During periods of harsh weather, a significant portion of leisure time can be spent indoors. Halley Base members can always be found involved in a variety of energetic, fun-packed, and quite frankly, bizarre pastimes. To describe but a few: Knitting and Dressmaking Workshops are run each Wednesday evening by the girls. Students regularly churn out lovely hats, scarfs and skirts for evening wear. There is also a weekly Salsa Dance Class organised with strict regime by the formidable Dame Vanessa O’Brien, a harsh taskmaster indeed … “Praaactise! Praaactise! Praaactise!” Still, we had the time of our lives. Yoga classes are particularly popular, especially with Gareth who finds the Lotus Position works wonders on his poor old back after a fun day digging tons of snow and manhauling vehicle batteries backwards and forwards! Earlier this month, I hosted a music quiz (with a fancy dress theme) which went down particularly well (even if I do say so myself!). Top prizes included a 24 Bottle Slab of Perrier Water, a 2 Litre Bottle of Cod Liver Oil, Boxes of Quality Streets and the Booby Prize – a bag of hard toffees (the ones that nobody seems to like!). Annoyingly, most of the aforementioned toffees found their way inside my work boots! Other nocturnal activities included Simon & Jeff’s Piggott Mobile Rave Services – for one night only. The latest club sounds emitted from a couple of ‘gas powered’ PAs driven by a vehicle battery and lots of superglue! Lighting courtesy of Steve “Lou Ferrigno” Clive.

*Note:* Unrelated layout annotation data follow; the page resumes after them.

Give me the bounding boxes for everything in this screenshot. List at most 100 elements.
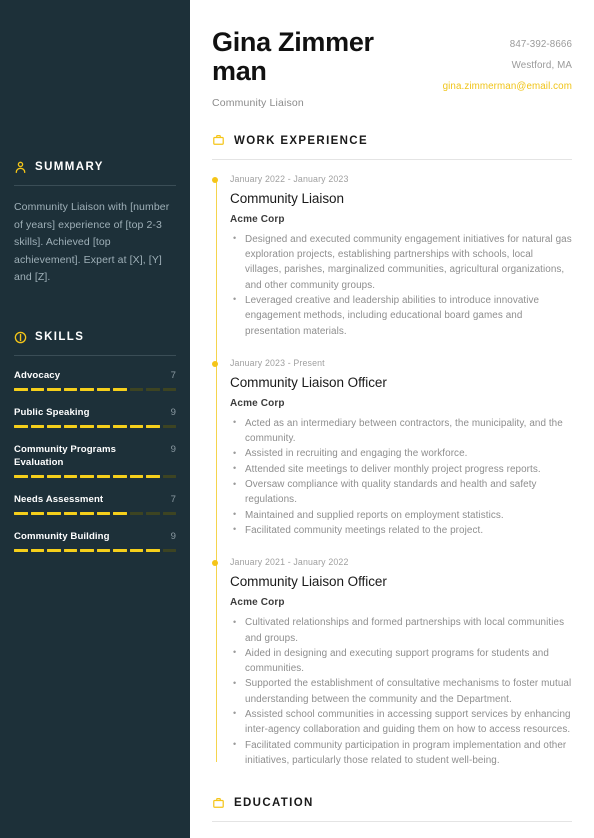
skill-name: Needs Assessment xyxy=(14,494,104,505)
entry-bullet-list: Acted as an intermediary between contrac… xyxy=(230,415,572,538)
summary-text: Community Liaison with [number of years]… xyxy=(14,201,170,283)
entry-bullet: Assisted in recruiting and engaging the … xyxy=(233,446,572,462)
skill-rating-segment xyxy=(146,512,160,515)
skill-row: Public Speaking 9 xyxy=(14,406,176,419)
skill-meter-icon xyxy=(14,331,27,344)
entry-date-range: January 2021 - January 2022 xyxy=(230,557,349,568)
briefcase-icon xyxy=(212,134,225,147)
skill-score: 7 xyxy=(170,494,176,505)
skill-rating-segment xyxy=(47,475,61,478)
skill-rating-segment xyxy=(96,425,110,428)
skill-rating-segment xyxy=(146,425,160,428)
entry-company: Acme Corp xyxy=(230,213,285,225)
skill-item: Needs Assessment 7 xyxy=(14,493,176,515)
work-experience-entry: January 2023 - Present Community Liaison … xyxy=(212,358,572,538)
skill-rating-segment xyxy=(129,475,143,478)
skill-rating-segment xyxy=(162,512,176,515)
entry-bullet: Acted as an intermediary between contrac… xyxy=(233,415,572,447)
entry-role: Community Liaison Officer xyxy=(230,574,387,590)
job-title: Community Liaison xyxy=(212,96,304,109)
skill-rating-segment xyxy=(30,512,44,515)
skill-rating-segment xyxy=(80,475,94,478)
education-title: EDUCATION xyxy=(234,797,314,810)
sidebar-section-summary: SUMMARY Community Liaison with [number o… xyxy=(14,0,176,287)
skill-rating-bar xyxy=(14,512,176,515)
skill-rating-segment xyxy=(14,425,28,428)
skill-rating-segment xyxy=(113,549,127,552)
skill-rating-segment xyxy=(113,512,127,515)
full-name: Gina Zimmerman xyxy=(212,27,374,86)
entry-bullet: Facilitated community participation in p… xyxy=(233,737,572,769)
skill-rating-segment xyxy=(47,388,61,391)
resume-document: SUMMARY Community Liaison with [number o… xyxy=(0,0,594,838)
skill-rating-segment xyxy=(14,549,28,552)
skill-row: Advocacy 7 xyxy=(14,369,176,382)
entry-bullet: Oversaw compliance with quality standard… xyxy=(233,477,572,508)
skill-rating-segment xyxy=(80,388,94,391)
skill-item: Community Building 9 xyxy=(14,530,176,552)
skill-rating-segment xyxy=(14,388,28,391)
skill-rating-segment xyxy=(63,388,77,391)
skill-rating-segment xyxy=(30,425,44,428)
skill-rating-bar xyxy=(14,475,176,478)
entry-bullet: Facilitated community meetings related t… xyxy=(233,522,572,538)
skill-name: Community Programs Evaluation xyxy=(14,444,117,468)
skill-rating-segment xyxy=(63,475,77,478)
summary-title: SUMMARY xyxy=(35,161,104,173)
skill-item: Public Speaking 9 xyxy=(14,406,176,428)
skill-score: 7 xyxy=(170,370,176,381)
entry-bullet: Attended site meetings to deliver monthl… xyxy=(233,461,572,477)
skill-rating-segment xyxy=(80,425,94,428)
timeline-dot-icon xyxy=(212,560,218,567)
name-block: Gina Zimmerman Community Liaison xyxy=(212,28,384,109)
skill-rating-bar xyxy=(14,388,176,391)
skills-header: SKILLS xyxy=(14,328,176,346)
entry-bullet: Leveraged creative and leadership abilit… xyxy=(233,292,572,339)
skill-rating-segment xyxy=(129,425,143,428)
skill-rating-segment xyxy=(14,512,28,515)
skill-rating-segment xyxy=(63,425,77,428)
skills-divider xyxy=(14,355,176,356)
entry-company: Acme Corp xyxy=(230,597,285,609)
contact-block: 847-392-8666 Westford, MA gina.zimmerman… xyxy=(443,28,572,97)
timeline-dot-icon xyxy=(212,360,218,367)
entry-bullet-list: Cultivated relationships and formed part… xyxy=(230,615,572,768)
skill-rating-segment xyxy=(63,512,77,515)
sidebar-section-skills: SKILLS Advocacy 7 Public Speaking 9 Communit… xyxy=(14,297,176,552)
email-address[interactable]: gina.zimmerman@email.com xyxy=(443,76,572,97)
work-experience-entry: January 2021 - January 2022 Community Lia… xyxy=(212,557,572,768)
skill-rating-segment xyxy=(129,388,143,391)
skill-score: 9 xyxy=(170,444,176,455)
entry-bullet: Aided in designing and executing support… xyxy=(233,645,572,677)
location: Westford, MA xyxy=(511,60,572,71)
skill-rating-segment xyxy=(47,425,61,428)
skill-rating-segment xyxy=(63,549,77,552)
skill-rating-segment xyxy=(162,425,176,428)
skill-name: Public Speaking xyxy=(14,407,90,418)
work-experience-title: WORK EXPERIENCE xyxy=(234,134,368,147)
timeline-dot-icon xyxy=(212,176,218,183)
skill-rating-segment xyxy=(30,549,44,552)
skill-rating-segment xyxy=(113,475,127,478)
entry-role: Community Liaison Officer xyxy=(230,374,387,390)
skill-item: Advocacy 7 xyxy=(14,369,176,391)
work-experience-entry: January 2022 - January 2023 Community Lia… xyxy=(212,174,572,339)
entry-bullet: Maintained and supplied reports on emplo… xyxy=(233,507,572,523)
skill-rating-segment xyxy=(146,475,160,478)
skill-rating-segment xyxy=(47,549,61,552)
skill-rating-segment xyxy=(129,549,143,552)
resume-header: Gina Zimmerman Community Liaison 847-392… xyxy=(212,0,572,109)
main-content: Gina Zimmerman Community Liaison 847-392… xyxy=(190,0,594,838)
phone-number: 847-392-8666 xyxy=(509,39,572,50)
briefcase-icon xyxy=(212,797,225,810)
entry-company: Acme Corp xyxy=(230,397,285,409)
skill-rating-segment xyxy=(129,512,143,515)
sidebar: SUMMARY Community Liaison with [number o… xyxy=(0,0,190,838)
work-experience-timeline: January 2022 - January 2023 Community Lia… xyxy=(212,174,572,768)
skill-row: Community Building 9 xyxy=(14,530,176,543)
skills-title: SKILLS xyxy=(35,331,85,343)
skill-rating-segment xyxy=(96,549,110,552)
skill-rating-segment xyxy=(47,512,61,515)
section-work-experience: WORK EXPERIENCE January 2022 - January 2… xyxy=(212,132,572,768)
work-experience-header: WORK EXPERIENCE xyxy=(212,132,572,150)
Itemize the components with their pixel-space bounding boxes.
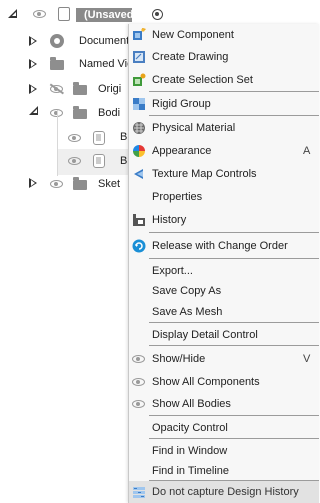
menu-item-save-copy-as[interactable]: Save Copy As: [129, 280, 319, 302]
eye-icon[interactable]: [33, 10, 46, 18]
menu-item-display-detail-control[interactable]: Display Detail Control: [129, 324, 319, 346]
menu-item-label: Show/Hide: [152, 353, 206, 365]
menu-item-label: Save Copy As: [152, 285, 222, 297]
folder-icon: [73, 106, 87, 119]
new-component-icon: [132, 28, 146, 42]
menu-separator: [149, 115, 319, 116]
create-drawing-icon: [132, 50, 146, 64]
menu-item-show-hide[interactable]: Show/Hide V: [129, 348, 319, 370]
folder-icon: [50, 57, 64, 70]
expand-triangle-icon[interactable]: [29, 178, 37, 188]
shortcut-key: A: [303, 145, 311, 157]
physical-material-icon: [132, 121, 146, 135]
menu-item-label: Create Drawing: [152, 51, 229, 63]
menu-item-history[interactable]: History: [129, 209, 319, 231]
collapse-triangle-icon[interactable]: [29, 106, 38, 115]
menu-separator: [149, 91, 319, 92]
menu-item-label: History: [152, 214, 187, 226]
context-menu: New Component Create Drawing Create Sele…: [128, 24, 319, 503]
menu-separator: [149, 345, 319, 346]
menu-item-label: Do not capture Design History: [152, 486, 299, 498]
tree-item-label: Bodi: [98, 107, 121, 119]
activate-radio-icon[interactable]: [152, 9, 163, 20]
menu-item-new-component[interactable]: New Component: [129, 24, 319, 46]
eye-icon: [132, 400, 145, 408]
menu-item-label: Find in Window: [152, 445, 228, 457]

Big thanks go to all the participants of the annual “Halley’s Table Climbing Championships” The object of the exercise is to crawl over and under the complete length of a dining room table without making contact with the floor. Many brave (and downright foolhardy) souls attempted what appeared to be a pretty painful ordeal, however it was down to Bryn “Peter Parker” Jones, with his genetically enhanced spider abilities, to show everyone how it’s really done!
Well, that about wraps it up. I hope you’ve all enjoyed this brief glimpse of August life at Halley, please call again 🙂
Lots of love to Mum and Tony (don’t forget to trim that hedge brother dear!)
Tim … Drink more beer, you know it makes sense!